Send me the questions again if you want more answers and explanations.

Math Prof

Ok I have found 10 different ways to find the sum of 19:
1+9+9, 2+8+9, 3+8+8, 3+7+9, 4+7+8, 4+6+9, 5+7+7, 5+8+6, 5+5+9, 6+6+7. Now we need to count the number of arrangements: notice when there are duplicate numbers as in 1+9+9 there are only 3 different arrangements:
1+9+9, 9+1+9, 9+9+1 so we have 5 sums with double digits and 4 without so we have 5*3 arrangements and 5*6 arrangements for a total of 15+30 = 45 arrangements. Now the interesting part comes in because now you have to figure out how many numbers between 1 and 1 million have those digits only. It is not as hard as it seems though because all other digits have to be 0. For 1 to 1000 it is just 45 ways, now count from 1001 thru 9999. For 4 digits numbers only 3 can be a non zero digit and the other 1 has to be a zero. So you have each of
1+9+9, 2+8+9, 3+8+8, 3+7+9, 4+7+8, 4+6+9, 5+7+7, 5+8+6, 5+5+9, 6+6+7 with a zero in them in each place or 4*3*2*1 = 24 ways to arrange 4 different digits. So there are 5 arrangements with no duplicate digits and 5 arrangements with a set of duplicate digits. 5*24 + 5*12
=120+60 = 180 4 digit ways for a sum of 3 digits to equal 19.

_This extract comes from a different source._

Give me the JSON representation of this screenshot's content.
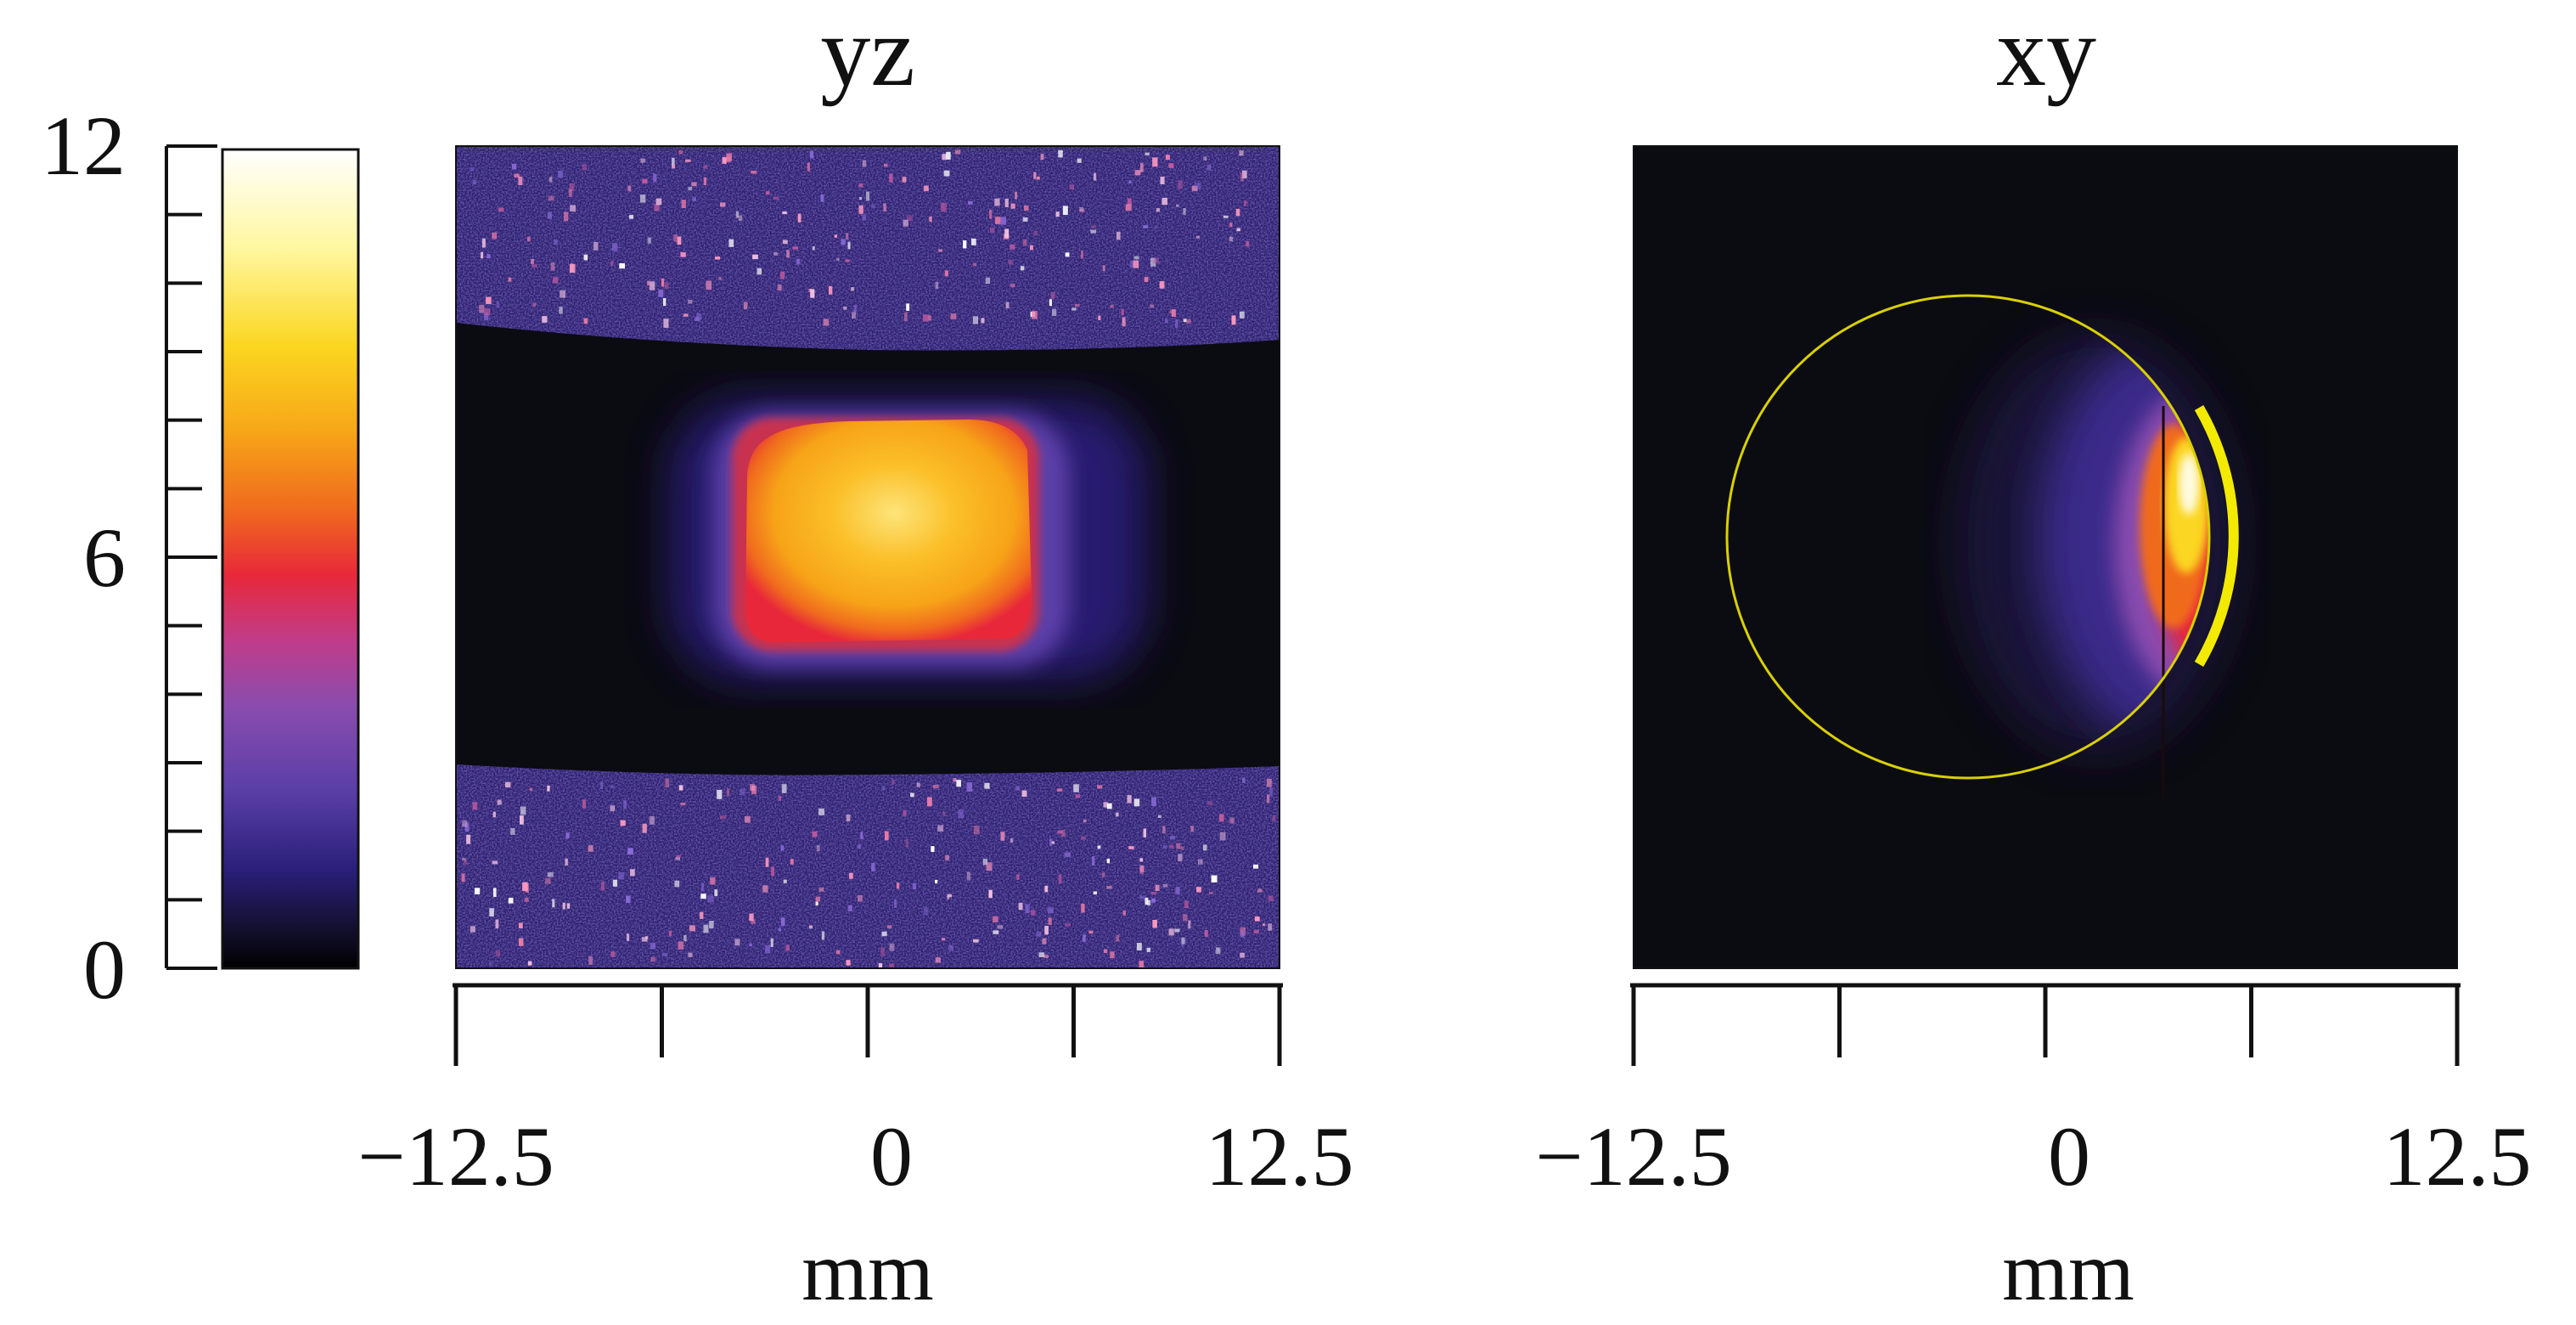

So now we have 45 + 180 = 225 integers between 1 and 9,999 with a sum of 19 in it made with 3 digits. Now it remains to be seen ho many 5 digit numbers with 3 nonzero digits that sum to 19 that are in numbers between 10,000 and 99,999 and from 100000 thru 999,999. Using the same process we proceed counting the number of ways with 5 digits
5*4*3*2*1 = 120 and for 5 of those sums there are going to be 120 ways to arrange the digits and half that many to arrange those digits that are duplicated. 5*120 + 5*60 = 600 + 300 = 900. Add 900 to our previous sum (225 + 900 = 1125) and count from 100000 thru 999,999. There are 6! =6*5*483*2*1 = 720 ways to arrange 3 digits that sum to 19 in a 6 digit number. So 5*720 + 5*360 = 3600 + 1800 = 5400. Now add 5400 to 1125 getting 6525 numbers between 1 and 1 million with digits that sum to 19.